No. You need to initialize the
leftandrightpointers to NULL (or 0 if you prefer). This is necessary because unintialized pointers could have any arbitrary value. If your code ever default constructs a TreeNode and then destroys it without ever assigning anything to those pointers, then delete would be called on whatever that initial value is. So in this design, if those pointers aren't pointing at anything, then you must guarantee that they are set to NULL.The line
left = new TreeNode();creates a new TreeNode object and setsleftto point to it. The lineleft = node.left;reassigns that pointer to point to whatever TreeNode objectnode.leftpoints to. There are two problems with that.Problem 1: Nothing now points to that new TreeNode. It is lost and becomes a memory leak because nothing can ever destroy it.
Problem 2: Now both
leftandnode.leftend up pointing to the same TreeNode.
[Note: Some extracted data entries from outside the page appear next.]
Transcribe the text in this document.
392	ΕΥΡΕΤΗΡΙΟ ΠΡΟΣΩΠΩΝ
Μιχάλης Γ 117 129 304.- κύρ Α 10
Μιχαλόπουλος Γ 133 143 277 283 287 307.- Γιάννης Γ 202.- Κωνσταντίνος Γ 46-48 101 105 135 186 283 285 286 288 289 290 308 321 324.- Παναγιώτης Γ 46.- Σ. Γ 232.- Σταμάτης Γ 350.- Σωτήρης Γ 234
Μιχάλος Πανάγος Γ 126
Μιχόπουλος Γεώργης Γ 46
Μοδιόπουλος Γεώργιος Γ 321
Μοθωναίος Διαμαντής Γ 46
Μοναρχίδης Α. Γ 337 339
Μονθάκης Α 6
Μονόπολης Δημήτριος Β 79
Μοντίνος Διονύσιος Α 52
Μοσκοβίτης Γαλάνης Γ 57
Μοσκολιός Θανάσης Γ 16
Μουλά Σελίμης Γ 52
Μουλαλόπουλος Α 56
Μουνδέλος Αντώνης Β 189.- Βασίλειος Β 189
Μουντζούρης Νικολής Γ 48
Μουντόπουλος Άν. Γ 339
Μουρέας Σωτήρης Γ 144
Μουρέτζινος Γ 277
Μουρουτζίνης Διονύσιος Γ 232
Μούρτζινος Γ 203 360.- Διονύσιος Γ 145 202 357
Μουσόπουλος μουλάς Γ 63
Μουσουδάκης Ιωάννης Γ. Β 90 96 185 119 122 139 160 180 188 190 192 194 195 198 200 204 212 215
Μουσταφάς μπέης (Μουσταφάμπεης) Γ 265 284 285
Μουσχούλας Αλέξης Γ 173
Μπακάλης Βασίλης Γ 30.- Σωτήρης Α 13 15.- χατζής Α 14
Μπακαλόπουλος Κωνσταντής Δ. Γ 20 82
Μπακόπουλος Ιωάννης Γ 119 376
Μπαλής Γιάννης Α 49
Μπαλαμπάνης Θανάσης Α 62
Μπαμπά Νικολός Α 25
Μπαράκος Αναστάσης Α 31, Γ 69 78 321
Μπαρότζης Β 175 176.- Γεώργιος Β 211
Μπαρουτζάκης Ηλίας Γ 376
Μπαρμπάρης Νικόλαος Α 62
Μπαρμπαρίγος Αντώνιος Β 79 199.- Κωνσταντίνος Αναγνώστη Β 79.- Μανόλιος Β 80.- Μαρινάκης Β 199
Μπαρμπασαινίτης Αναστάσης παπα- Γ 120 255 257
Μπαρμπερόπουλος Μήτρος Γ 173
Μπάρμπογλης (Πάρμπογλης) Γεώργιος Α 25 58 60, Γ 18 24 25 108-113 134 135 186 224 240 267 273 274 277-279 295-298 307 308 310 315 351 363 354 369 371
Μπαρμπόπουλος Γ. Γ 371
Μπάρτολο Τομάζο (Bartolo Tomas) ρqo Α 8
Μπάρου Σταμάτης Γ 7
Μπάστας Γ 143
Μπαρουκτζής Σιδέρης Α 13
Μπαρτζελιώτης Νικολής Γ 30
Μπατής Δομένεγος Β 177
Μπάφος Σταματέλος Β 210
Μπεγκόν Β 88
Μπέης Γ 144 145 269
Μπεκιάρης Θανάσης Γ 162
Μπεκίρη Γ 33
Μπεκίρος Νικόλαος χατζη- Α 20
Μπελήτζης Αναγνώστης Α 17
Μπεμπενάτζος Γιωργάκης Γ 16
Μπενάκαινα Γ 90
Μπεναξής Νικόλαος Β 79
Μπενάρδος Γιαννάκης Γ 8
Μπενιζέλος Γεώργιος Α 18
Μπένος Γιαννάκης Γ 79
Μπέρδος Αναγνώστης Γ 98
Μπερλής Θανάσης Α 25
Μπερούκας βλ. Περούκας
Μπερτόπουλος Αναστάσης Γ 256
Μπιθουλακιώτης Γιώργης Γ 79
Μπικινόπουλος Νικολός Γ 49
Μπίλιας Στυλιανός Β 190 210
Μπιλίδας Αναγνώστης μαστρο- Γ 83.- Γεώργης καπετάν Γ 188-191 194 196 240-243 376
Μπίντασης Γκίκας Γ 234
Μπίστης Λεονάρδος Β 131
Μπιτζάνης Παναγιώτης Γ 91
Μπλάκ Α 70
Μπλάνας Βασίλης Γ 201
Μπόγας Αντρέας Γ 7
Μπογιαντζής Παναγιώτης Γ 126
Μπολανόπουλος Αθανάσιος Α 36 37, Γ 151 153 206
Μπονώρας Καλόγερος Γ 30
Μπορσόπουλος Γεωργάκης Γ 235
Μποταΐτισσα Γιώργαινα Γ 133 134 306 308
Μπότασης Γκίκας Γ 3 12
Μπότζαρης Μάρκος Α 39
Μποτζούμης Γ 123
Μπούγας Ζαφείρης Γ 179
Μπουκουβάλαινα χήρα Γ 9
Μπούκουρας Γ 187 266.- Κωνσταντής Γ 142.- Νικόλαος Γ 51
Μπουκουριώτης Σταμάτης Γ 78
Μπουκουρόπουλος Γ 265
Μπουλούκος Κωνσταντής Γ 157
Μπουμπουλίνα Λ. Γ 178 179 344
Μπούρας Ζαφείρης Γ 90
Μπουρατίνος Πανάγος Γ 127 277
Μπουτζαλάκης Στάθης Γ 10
That means the object being copy constructed and the object it's taking values from will both think they own that same TreeNode and will both call delete on it in their destructors. Calling delete twice on the same object is always a bug and will cause problems (including possibly crashes or memory corruption).Since each TreeNode owns its left and right nodes, then probably the most reasonable thing to do is make copies. So you would write something similar to:
Almost certainly. Or at least, the code in each should have the same end result. It would be very confusing if copy construction and assignment had different effects.EDIT - The above paragraph should be: The code in each should have the same end result in that the data is copied from the other object. This will often involve very similar code. However, the assignment operator probably needs to check if anything has already been assigned to
leftandrightand so clean those up. As a consequence, it may also need to watch out for self-assignment or else be written in a way that doesn't cause anything bad to happen during self-assignment.In fact, there are ways to implement one using the other so that the actual code that manipulates the member variables is only written in one place. Other questions on SO have discussed that, such as this one.
更好的是,我认为
你必须在赋值操作中删除指针“左”和“右”,否则会出现内存泄漏
Even better, I think
plus you have to delete the pointers 'left' and 'right' in the assignment operation, or you'll have a memory leak
我就是这样做的:
因为您要管理同一对象中的两个资源,所以正确执行此操作会变得有点复杂(这就是为什么我建议永远不要在一个对象中管理多个资源)。如果您使用复制/交换习惯用法,则复杂性仅限于复制构造函数(要获得正确的强异常保证,这并非易事)。
现在最难的部分是:
This is how I would do it:
Because you are managing two resources in the same object doing this correctly becomes a bit more complex (Which is why I recommend never managing more than one resource in an object). If you use the copy/swap idiom then the complexity is limited to the copy constructor (which is non trivial to get correct for the strong exception guarantee).
The hard part now:
不,对尚未使用
new分配的内容调用delete会调用未定义的行为(在大多数情况下,它会导致应用程序崩溃)将指针设置为
NULL在你的默认构造函数中。我没有看到你的代码的其余部分有这样的问题。您的赋值运算符浅复制节点,而您的复制构造函数深复制它们。
根据您的要求采用合适的方法。 :-)
编辑:
不要在默认构造函数中分配指针,而是使用 初始化列表
No, calling
deleteon something that has not been allocated usingnewinvokes Undefined Behavior (in most cases it results to crash of your application)Set your pointers to
NULLin your default constructor.I don't see such problems with the rest of your code. Your assignment operator shallow copies the nodes whereas your copy constructor deep copies them.
Follow a suitable approach as per your requirement. :-)
EDIT:
Instead of assigning pointers in your default constructor use an initialization list
我还可以建议使用 boost 库中的 boost::shared_ptr (如果你可以使用它),而不是简单的指针吗?它将解决您可能遇到的许多无效指针、深层复制等问题
May I also suggest boost::shared_ptr from the library boost (if you can used it), instead of simple pointers? It'll solve a lot of problems you might have with invalid pointers, deep copies e.t.c.